Prime properties still going strong in Dubai

Prime properties still going strong in DubaiGregory Lewis

The Dubai Land Department has recently released interim transactional data, which reveals that apartment sales prices fell by 1.5 per cent during the first five months of the year, while non-prime villas fell by 2.9 per cent. Lease rates for the latter also decreased by a marginal 0.6 per cent and apartment lease rates by 2.4 per cent. So while there's some validity in the news that prices are falling in apartment transactions, in some out-of-town property transactions and villa and apartment leases, the prime residential properties we have on our books are showing no such decreases.

For prime sales above Dh10 million, from the whole of last year until June, we've seen a large number of transactions taking place. Our figures show that the villas sold in Emirates Hills in the first half of 2015 are as many as those sold over last year. We have noticed a very slight reduction in average prices per square foot from Dh2,775 to Dh2,040 in the prime residential properties that were sold recently.

In great demand

In terms of value for money for these luxury properties, this drop of Dh735 is insignificant, given that their sizes vary significantly and dilute the average price.

When we look at how the market is faring in terms of prime residential areas, we see that prime properties continue to be greatly in demand. This is the case because of their superior location in well-established, highly desirable areas, the quality of design, build, architectural significance and specifications, and the quality of their surroundings.

There is also fierce competition to own such properties from both Emiratis and expats, which inevitably pushes the price higher. Take a look at Palm Jumeirah, for example — it's a unique environment in which to live, and the luxury villas on the fronds are some of the most exclusive and sought-after real estate in the city, if not the world. Interest in property there remains extremely high due to the prime location and amount of money people have already invested in established properties.

Prices for prime villas reached an average of Dh6,000 per square foot last year, which is almost three times the average price of prime property in other areas of Dubai. So far in 2015, we've seen indications that if sales volumes continue at the current level, there will be more successful sales this year than in 2014.

On top of this, the Palm has already seen three sales exceed the Dh70-million mark this year, which gives us an indication that the market for exclusive villa there remains strong. Our figures clearly show that not only are sales holding steady but average prices look set to continue to shadow last year's prices, with only a marginal drop in the average.

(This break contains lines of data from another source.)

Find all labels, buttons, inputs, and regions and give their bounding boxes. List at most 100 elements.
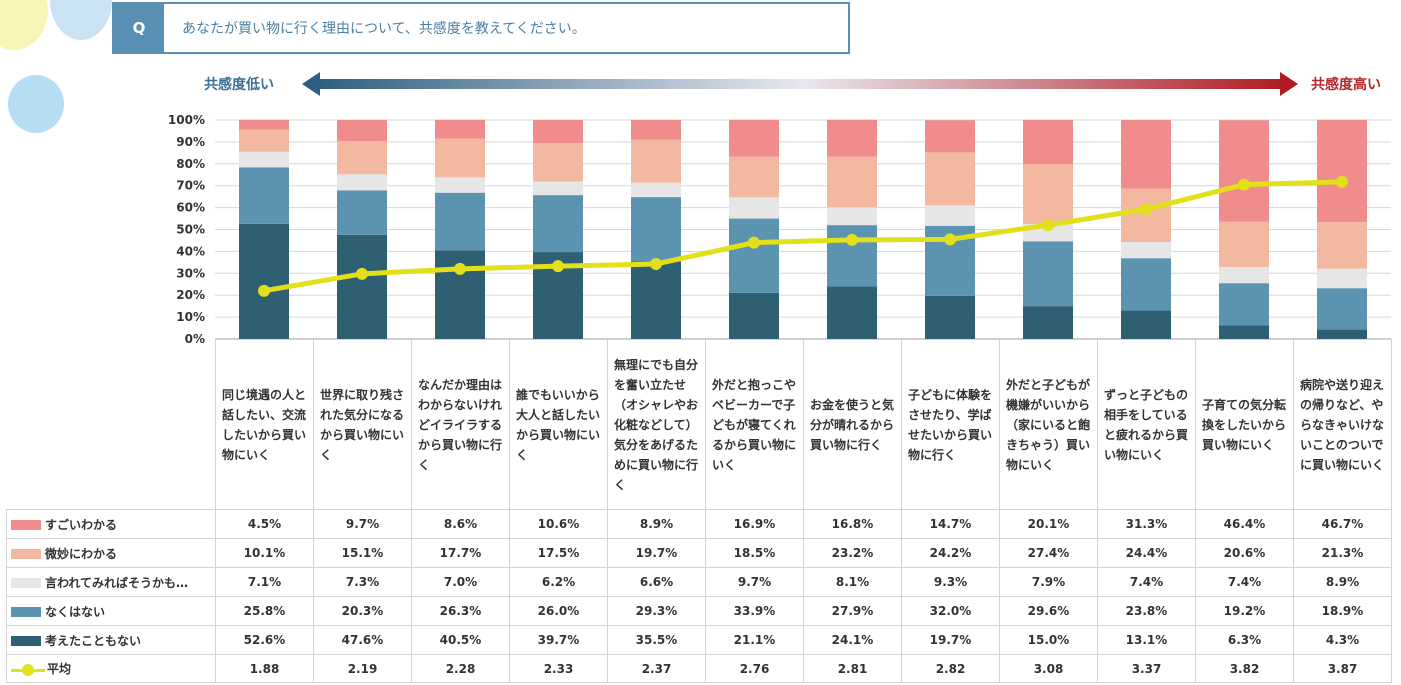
table-row: なくはない 25.8% 20.3% 26.3% 26.0% 29.3% 33.9% 27.9%… (6, 596, 1392, 626)
table-cell-average: 3.87 (1293, 654, 1392, 683)
bar-segment-very (533, 120, 583, 144)
table-cell-average: 2.19 (313, 654, 412, 683)
table-cell: 14.7% (901, 509, 1000, 539)
table-cell: 23.2% (803, 538, 902, 568)
category-label: 無理にでも自分を奮い立たせ（オシャレやお化粧などして）気分をあげるために買い物に… (607, 339, 706, 510)
table-cell: 24.1% (803, 625, 902, 655)
legend-swatch (11, 520, 41, 530)
category-label: 子どもに体験をさせたり、学ばせたいから買い物に行く (901, 339, 1000, 510)
average-point (356, 267, 368, 280)
bar-segment-never (827, 286, 877, 339)
y-tick-label: 50% (176, 223, 205, 237)
table-cell-average: 3.37 (1097, 654, 1196, 683)
category-label: 誰でもいいから大人と話したいから買い物にいく (509, 339, 608, 510)
table-cell: 18.5% (705, 538, 804, 568)
table-cell: 7.3% (313, 567, 412, 597)
bar-segment-somewhat (1317, 222, 1367, 269)
table-cell: 19.7% (607, 538, 706, 568)
legend-label: 言われてみればそうかも… (45, 575, 189, 590)
bar-segment-somewhat (925, 152, 975, 206)
bar-segment-very (729, 119, 779, 157)
bar-segment-maybe (337, 174, 387, 191)
table-cell-average: 2.37 (607, 654, 706, 683)
bar-segment-never (729, 292, 779, 339)
bar-segment-maybe (239, 151, 289, 168)
legend-swatch (11, 549, 41, 559)
category-label: 外だと抱っこやベビーカーで子どもが寝てくれるから買い物にいく (705, 339, 804, 510)
table-cell: 27.9% (803, 596, 902, 626)
bar-segment-maybe (631, 182, 681, 198)
y-tick-label: 10% (176, 310, 205, 324)
table-cell-average: 2.82 (901, 654, 1000, 683)
legend-label: 平均 (47, 662, 72, 676)
table-cell-average: 2.28 (411, 654, 510, 683)
bar-segment-maybe (533, 181, 583, 196)
table-cell: 16.9% (705, 509, 804, 539)
table-cell: 6.3% (1195, 625, 1294, 655)
table-cell: 32.0% (901, 596, 1000, 626)
decor-circle-blue-small (8, 75, 64, 133)
table-cell: 21.1% (705, 625, 804, 655)
table-cell: 7.4% (1195, 567, 1294, 597)
bar-segment-not_none (337, 190, 387, 235)
table-cell: 15.0% (999, 625, 1098, 655)
table-row: すごいわかる 4.5% 9.7% 8.6% 10.6% 8.9% 16.9% 16.8% 14.… (6, 509, 1392, 539)
average-point (258, 284, 270, 297)
average-line (263, 179, 1343, 294)
table-cell: 7.4% (1097, 567, 1196, 597)
table-cell: 31.3% (1097, 509, 1196, 539)
bar-segment-not_none (435, 192, 485, 251)
data-table: 同じ境遇の人と話したい、交流したいから買い物にいく 世界に取り残された気分になるか… (6, 339, 1392, 683)
legend-maybe: 言われてみればそうかも… (6, 567, 216, 597)
category-label: 子育ての気分転換をしたいから買い物にいく (1195, 339, 1294, 510)
table-cell: 9.7% (313, 509, 412, 539)
table-cell: 17.5% (509, 538, 608, 568)
category-label: お金を使うと気分が晴れるから買い物に行く (803, 339, 902, 510)
bar-segment-somewhat (435, 138, 485, 178)
bar-segment-never (1023, 306, 1073, 339)
table-cell: 26.3% (411, 596, 510, 626)
bar-segment-not_none (1317, 288, 1367, 330)
table-row-average: 平均 1.88 2.19 2.28 2.33 2.37 2.76 2.81 2.82 3.08 3.… (6, 654, 1392, 683)
y-tick-label: 70% (176, 179, 205, 193)
bar-segment-somewhat (1121, 188, 1171, 242)
table-cell-average: 3.08 (999, 654, 1098, 683)
table-cell: 15.1% (313, 538, 412, 568)
average-point (846, 233, 858, 246)
question-badge: Q (114, 4, 164, 52)
bar-segment-not_none (1023, 241, 1073, 307)
legend-somewhat: 微妙にわかる (6, 538, 216, 568)
bar-segment-never (1219, 325, 1269, 339)
average-point (1042, 219, 1054, 232)
bar-segment-maybe (827, 207, 877, 226)
bar-segment-very (631, 120, 681, 140)
bar-segment-not_none (533, 195, 583, 253)
legend-swatch (11, 578, 41, 588)
bar-segment-not_none (1219, 283, 1269, 326)
table-cell: 21.3% (1293, 538, 1392, 568)
table-cell: 17.7% (411, 538, 510, 568)
table-cell: 47.6% (313, 625, 412, 655)
legend-average: 平均 (6, 654, 216, 683)
bar-segment-never (925, 295, 975, 339)
table-cell: 46.7% (1293, 509, 1392, 539)
legend-swatch-line (11, 663, 45, 676)
legend-swatch (11, 607, 41, 617)
legend-label: なくはない (45, 604, 106, 619)
category-label: 同じ境遇の人と話したい、交流したいから買い物にいく (215, 339, 314, 510)
y-tick-label: 80% (176, 157, 205, 171)
table-cell-average: 2.33 (509, 654, 608, 683)
table-cell-average: 2.81 (803, 654, 902, 683)
table-cell: 27.4% (999, 538, 1098, 568)
bar-segment-somewhat (533, 143, 583, 182)
question-text: あなたが買い物に行く理由について、共感度を教えてください。 (182, 21, 586, 37)
bar-segment-very (925, 120, 975, 153)
bar-segment-not_none (729, 218, 779, 293)
table-cell: 35.5% (607, 625, 706, 655)
y-tick-label: 20% (176, 288, 205, 302)
table-cell: 7.1% (215, 567, 314, 597)
bar-segment-very (1317, 119, 1367, 223)
arrow-left-head (302, 72, 320, 96)
table-cell: 8.9% (607, 509, 706, 539)
bar-segment-somewhat (1023, 164, 1073, 225)
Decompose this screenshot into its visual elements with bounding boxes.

In some of the city's most highly desirable areas such as Dubai Marina, The Lakes and Arabian Ranches, which have established communities and few properties regularly coming on to the market, prices are actually increasing.

A positive outlook

Dubai Marina, for example, has seen an increase of Dh873 so far this year, compared to last year's prices. Similarly, the cost of properties in Arabian Ranches has risen by Dh234. This may not be as much of an increase as we have seen on the Palm, but we must take into account the differentiation between the style and standard of the properties in the two locations along with size.

While smaller-scale properties such as apartments in non-prime locations are facing fierce competition because of the increase in supply—there are around 25,000 units due to be completed this year alone — prime residential property is valued for its scarcity and the level of luxury, which owners expect as standard. The economic issues in Europe (such as the fallout from Greece's negotiations with its European creditors), ongoing sanctions on Russia and the drop in oil prices (which are gradually regaining value as expected) may account for some of the fall in sales and prices in the non-prime market, but our clients remain unaffected by such influences. We can confidently say that prime is definitely not in decline.